JobsAct: Increasing employee protection is against the italian constitution

Increasing employee protection against wrongful dismissal was introduced by new labour legislation (law no.23/2015), the so-called ‘Jobs Act’.

Althuogh it does not create a special or new kind of employment contract, the act states that in case an employee is dismissed without cause, the employer is subject only to a financial sanction.

This new rule applies only to employment contracts stipulated after 7.3.2015, whilst the previous provisions of article 18, law no. 300/1970 and law no. 92/2012 remain in force for employment contracts stipulated before this date.

The previous act protected employees against wrongful dismissal by providing the so-called ‘tutela reale’, i.e. the employee’s right to obtain from the Labour Court a judgement enforcing the reinstatement of the employment contract.

The Jobs Act changed this special form ofprotection, which is now greatly restricted to the following few cases: the dismissal is declared void or discriminatory or was given only orally, not in writing.

Therefore, if the dismissal concerns an employment contract stipulated after 7.3.2015, the general rule is that the employee onlu has the right to an indemnity from a minimum of two months of salary to a maximum of twenty-four months (art. 3 D. Lgs. 43/2015).

The new Italian government, with a recent amendment (law no. 87/2018), subsequently converted into Law 9.8.2018 n. 96, increased the amount of the above indemnity, starting from a minimum of six months (instead of twp) to a maximum of thirty-six months (instead of twenty-four).
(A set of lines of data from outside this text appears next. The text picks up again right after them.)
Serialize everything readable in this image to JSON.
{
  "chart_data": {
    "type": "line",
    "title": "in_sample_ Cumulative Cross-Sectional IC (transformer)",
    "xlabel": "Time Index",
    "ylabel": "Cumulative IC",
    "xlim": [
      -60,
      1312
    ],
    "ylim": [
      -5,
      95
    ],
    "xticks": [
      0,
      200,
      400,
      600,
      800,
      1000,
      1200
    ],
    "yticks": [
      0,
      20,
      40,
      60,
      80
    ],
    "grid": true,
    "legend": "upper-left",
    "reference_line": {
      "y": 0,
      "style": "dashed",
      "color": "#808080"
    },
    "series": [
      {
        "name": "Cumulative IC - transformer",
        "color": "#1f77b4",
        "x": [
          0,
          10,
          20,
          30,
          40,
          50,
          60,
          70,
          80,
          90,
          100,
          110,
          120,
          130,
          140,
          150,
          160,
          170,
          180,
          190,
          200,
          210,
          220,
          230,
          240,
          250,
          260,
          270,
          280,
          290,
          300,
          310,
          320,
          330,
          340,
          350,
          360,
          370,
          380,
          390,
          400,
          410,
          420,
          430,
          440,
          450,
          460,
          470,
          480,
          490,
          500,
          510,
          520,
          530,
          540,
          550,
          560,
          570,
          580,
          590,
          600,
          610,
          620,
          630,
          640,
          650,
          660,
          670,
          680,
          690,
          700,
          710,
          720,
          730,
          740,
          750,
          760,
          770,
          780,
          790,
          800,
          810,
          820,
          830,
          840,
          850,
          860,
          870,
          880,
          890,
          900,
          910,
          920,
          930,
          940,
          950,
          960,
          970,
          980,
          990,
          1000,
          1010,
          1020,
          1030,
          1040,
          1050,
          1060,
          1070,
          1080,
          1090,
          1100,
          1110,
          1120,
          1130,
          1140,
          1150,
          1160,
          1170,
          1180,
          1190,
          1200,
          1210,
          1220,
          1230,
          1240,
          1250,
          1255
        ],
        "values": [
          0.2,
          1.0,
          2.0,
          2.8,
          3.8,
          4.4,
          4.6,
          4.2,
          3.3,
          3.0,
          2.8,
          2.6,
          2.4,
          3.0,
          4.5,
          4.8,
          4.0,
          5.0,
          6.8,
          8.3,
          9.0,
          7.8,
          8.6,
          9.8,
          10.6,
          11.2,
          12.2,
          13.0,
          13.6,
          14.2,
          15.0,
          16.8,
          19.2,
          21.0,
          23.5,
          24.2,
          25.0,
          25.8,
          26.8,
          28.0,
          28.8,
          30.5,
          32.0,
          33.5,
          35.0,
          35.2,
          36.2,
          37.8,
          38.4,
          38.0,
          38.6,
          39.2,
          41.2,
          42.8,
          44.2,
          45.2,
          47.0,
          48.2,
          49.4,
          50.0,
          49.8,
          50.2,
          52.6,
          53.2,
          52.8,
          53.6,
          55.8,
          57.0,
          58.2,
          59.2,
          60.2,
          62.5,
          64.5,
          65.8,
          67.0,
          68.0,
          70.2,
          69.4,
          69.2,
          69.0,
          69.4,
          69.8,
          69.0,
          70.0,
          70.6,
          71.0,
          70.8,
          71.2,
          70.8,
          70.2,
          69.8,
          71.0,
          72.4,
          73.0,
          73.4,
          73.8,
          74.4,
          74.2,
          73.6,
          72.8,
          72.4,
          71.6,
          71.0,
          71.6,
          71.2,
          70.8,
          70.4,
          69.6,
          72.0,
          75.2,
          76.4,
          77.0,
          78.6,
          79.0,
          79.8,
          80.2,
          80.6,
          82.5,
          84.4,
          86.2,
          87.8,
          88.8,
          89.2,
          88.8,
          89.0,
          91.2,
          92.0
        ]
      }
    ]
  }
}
The Italian Constitutional Court (C.C.), which is the keeper of constitutional principles, has now judged that the Jobs Act is not in full compliance with constitutional principles. According to the Supreme Court’s reasoning, the provisions in the Jobs Act’s rule, which states that an employee is entitled to an indemnity solely proportional to the length of the  specific employment contract, is not in compliance with the general principle of equality. The C.C. points out that the Judge is not allowed to take into consideration other specific aspects of the case, like the parties’ behaviour, the kind of the job or the labour. relations context and other related circumstances. The C.C. sentence was issued on 26.9.2018 and the motivation for the judgement has not yet been published. However, while waiting for the full sentence, we can suppose that the C.C. has shared the Rome Court's analysis contained in the ordinance dated 26.7.2017, through which compliance with Jobs Act articles 2, 4 and 10 was submitted to the C.C. The Rome Court stressed the strong discrepancy between the new discipline applicable to an employment contract established after 7.3.2015 and the one applicable to an employment started before that date.
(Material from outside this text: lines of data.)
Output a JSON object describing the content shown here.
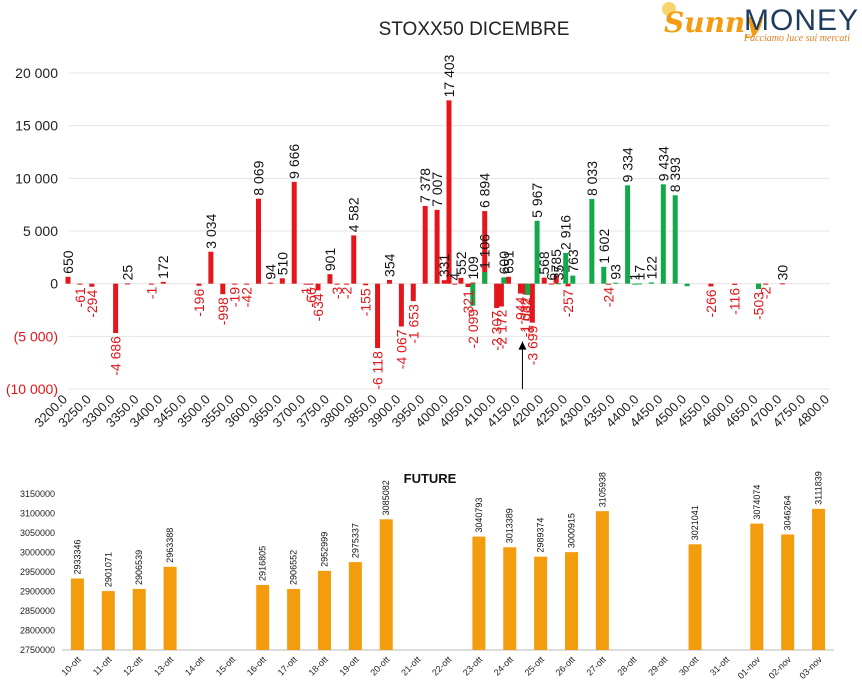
{
  "logo": {
    "brand_part1": "Sunny",
    "brand_part2": "MONEY",
    "tagline": "Facciamo luce sui mercati"
  },
  "chart_data": [
    {
      "type": "bar",
      "title": "STOXX50 DICEMBRE",
      "ylim": [
        -10000,
        20000
      ],
      "yticks": [
        -10000,
        -5000,
        0,
        5000,
        10000,
        15000,
        20000
      ],
      "ytick_labels": [
        "(10 000)",
        "(5 000)",
        "0",
        "5 000",
        "10 000",
        "15 000",
        "20 000"
      ],
      "grid": true,
      "x_tick_labels": [
        "3200.0",
        "3250.0",
        "3300.0",
        "3350.0",
        "3400.0",
        "3450.0",
        "3500.0",
        "3550.0",
        "3600.0",
        "3650.0",
        "3700.0",
        "3750.0",
        "3800.0",
        "3850.0",
        "3900.0",
        "3950.0",
        "4000.0",
        "4050.0",
        "4100.0",
        "4150.0",
        "4200.0",
        "4250.0",
        "4300.0",
        "4350.0",
        "4400.0",
        "4450.0",
        "4500.0",
        "4550.0",
        "4600.0",
        "4650.0",
        "4700.0",
        "4750.0",
        "4800.0"
      ],
      "series": [
        {
          "color": "#e3161b",
          "points": [
            {
              "x": 3200,
              "y": 650,
              "label": "650"
            },
            {
              "x": 3225,
              "y": -61,
              "label": "-61"
            },
            {
              "x": 3250,
              "y": -294,
              "label": "-294"
            },
            {
              "x": 3300,
              "y": -4686,
              "label": "-4 686"
            },
            {
              "x": 3325,
              "y": 25,
              "label": "25"
            },
            {
              "x": 3375,
              "y": -1,
              "label": "-1"
            },
            {
              "x": 3400,
              "y": 172,
              "label": "172"
            },
            {
              "x": 3475,
              "y": -196,
              "label": "-196"
            },
            {
              "x": 3500,
              "y": 3034,
              "label": "3 034"
            },
            {
              "x": 3525,
              "y": -998,
              "label": "-998"
            },
            {
              "x": 3550,
              "y": -19,
              "label": "-19"
            },
            {
              "x": 3575,
              "y": -42,
              "label": "-42"
            },
            {
              "x": 3600,
              "y": 8069,
              "label": "8 069"
            },
            {
              "x": 3625,
              "y": 94,
              "label": "94"
            },
            {
              "x": 3650,
              "y": 510,
              "label": "510"
            },
            {
              "x": 3675,
              "y": 9666,
              "label": "9 666"
            },
            {
              "x": 3700,
              "y": -1,
              "label": "-1"
            },
            {
              "x": 3710,
              "y": -66,
              "label": "-66"
            },
            {
              "x": 3725,
              "y": -634,
              "label": "-634"
            },
            {
              "x": 3750,
              "y": 901,
              "label": "901"
            },
            {
              "x": 3765,
              "y": -3,
              "label": "-3"
            },
            {
              "x": 3785,
              "y": -2,
              "label": "-2"
            },
            {
              "x": 3800,
              "y": 4582,
              "label": "4 582"
            },
            {
              "x": 3825,
              "y": -155,
              "label": "-155"
            },
            {
              "x": 3850,
              "y": -6118,
              "label": "-6 118"
            },
            {
              "x": 3875,
              "y": 354,
              "label": "354"
            },
            {
              "x": 3900,
              "y": -4067,
              "label": "-4 067"
            },
            {
              "x": 3925,
              "y": -1653,
              "label": "-1 653"
            },
            {
              "x": 3950,
              "y": 7378,
              "label": "7 378"
            },
            {
              "x": 3975,
              "y": 7007,
              "label": "7 007"
            },
            {
              "x": 3990,
              "y": 331,
              "label": "331"
            },
            {
              "x": 4000,
              "y": 17403,
              "label": "17 403"
            },
            {
              "x": 4012,
              "y": 4,
              "label": "4"
            },
            {
              "x": 4025,
              "y": 552,
              "label": "552"
            },
            {
              "x": 4040,
              "y": -321,
              "label": "-321"
            },
            {
              "x": 4050,
              "y": 109,
              "label": "109"
            },
            {
              "x": 4075,
              "y": 6894,
              "label": "6 894"
            },
            {
              "x": 4100,
              "y": -2307,
              "label": "-2 307"
            },
            {
              "x": 4110,
              "y": -2172,
              "label": "-2 172"
            },
            {
              "x": 4125,
              "y": 651,
              "label": "651"
            },
            {
              "x": 4150,
              "y": -944,
              "label": "-944"
            },
            {
              "x": 4160,
              "y": -1032,
              "label": "-1 032"
            },
            {
              "x": 4175,
              "y": -3699,
              "label": "-3 699"
            },
            {
              "x": 4200,
              "y": 568,
              "label": "568"
            },
            {
              "x": 4215,
              "y": 6,
              "label": "6"
            },
            {
              "x": 4225,
              "y": 785,
              "label": "785"
            },
            {
              "x": 4250,
              "y": -257,
              "label": "-257"
            },
            {
              "x": 4335,
              "y": -24,
              "label": "-24"
            },
            {
              "x": 4550,
              "y": -266,
              "label": "-266"
            },
            {
              "x": 4600,
              "y": -116,
              "label": "-116"
            },
            {
              "x": 4650,
              "y": -503,
              "label": "-503"
            },
            {
              "x": 4665,
              "y": -2,
              "label": "-2"
            },
            {
              "x": 4700,
              "y": 30,
              "label": "30"
            }
          ]
        },
        {
          "color": "#13a84a",
          "points": [
            {
              "x": 4050,
              "y": -2099,
              "label": "-2 099"
            },
            {
              "x": 4075,
              "y": 1106,
              "label": "1 106"
            },
            {
              "x": 4115,
              "y": 600,
              "label": "600"
            },
            {
              "x": 4165,
              "y": -1062,
              "label": "-1 062"
            },
            {
              "x": 4185,
              "y": 5967,
              "label": "5 967"
            },
            {
              "x": 4230,
              "y": 35,
              "label": "35"
            },
            {
              "x": 4245,
              "y": 2916,
              "label": "2 916"
            },
            {
              "x": 4260,
              "y": 763,
              "label": "763"
            },
            {
              "x": 4300,
              "y": 8033,
              "label": "8 033"
            },
            {
              "x": 4325,
              "y": 1602,
              "label": "1 602"
            },
            {
              "x": 4350,
              "y": 93,
              "label": "93"
            },
            {
              "x": 4375,
              "y": 9334,
              "label": "9 334"
            },
            {
              "x": 4390,
              "y": 1,
              "label": "1"
            },
            {
              "x": 4400,
              "y": 17,
              "label": "17"
            },
            {
              "x": 4425,
              "y": 122,
              "label": "122"
            },
            {
              "x": 4450,
              "y": 9434,
              "label": "9 434"
            },
            {
              "x": 4475,
              "y": 8393,
              "label": "8 393"
            },
            {
              "x": 4500,
              "y": -240,
              "label": ""
            },
            {
              "x": 4650,
              "y": -503,
              "label": ""
            }
          ]
        }
      ],
      "annotation": {
        "type": "arrow",
        "x": 4150,
        "y_from": -10000,
        "y_to": -5500
      }
    },
    {
      "type": "bar",
      "title": "FUTURE",
      "color": "#f39c0e",
      "ylim": [
        2750000,
        3150000
      ],
      "yticks": [
        2750000,
        2800000,
        2850000,
        2900000,
        2950000,
        3000000,
        3050000,
        3100000,
        3150000
      ],
      "categories": [
        "10-ott",
        "11-ott",
        "12-ott",
        "13-ott",
        "14-ott",
        "15-ott",
        "16-ott",
        "17-ott",
        "18-ott",
        "19-ott",
        "20-ott",
        "21-ott",
        "22-ott",
        "23-ott",
        "24-ott",
        "25-ott",
        "26-ott",
        "27-ott",
        "28-ott",
        "29-ott",
        "30-ott",
        "31-ott",
        "01-nov",
        "02-nov",
        "03-nov"
      ],
      "values": [
        2933346,
        2901071,
        2906539,
        2963388,
        null,
        null,
        2916805,
        2906552,
        2952999,
        2975337,
        3085082,
        null,
        null,
        3040793,
        3013389,
        2989374,
        3000915,
        3105938,
        null,
        null,
        3021041,
        null,
        3074074,
        3046264,
        3111839
      ],
      "grid": false
    }
  ]
}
If we imagine the same kind of two unlawful or wrongful dismissal by the same employer, where the more senior employee is entitled to make a claim to maintain their position, plus an indemnity between 12 and 24 months, whilst the less senior employee is entitled only to claim a monetary indemnity of 6 months, we understand the violation of the general equality constitutional principles found by the C.C. The principles involved in the C.C. statement are related to the follwing articles of the Italain constitution:

-violation of art. 3 (equality of all citizens before law)

-violation of art. 4 and 35. (the right of any person to a job)

-violation of art. 117 and 76. (non-compliance with EU rules and other internatinal  disciplines).

Once the CC sentence is fully available, Parliament will likely have to amend the Jobs Act to rebalance increasing employee protection against wrongful dismissal in accordance with the C.C. judgement.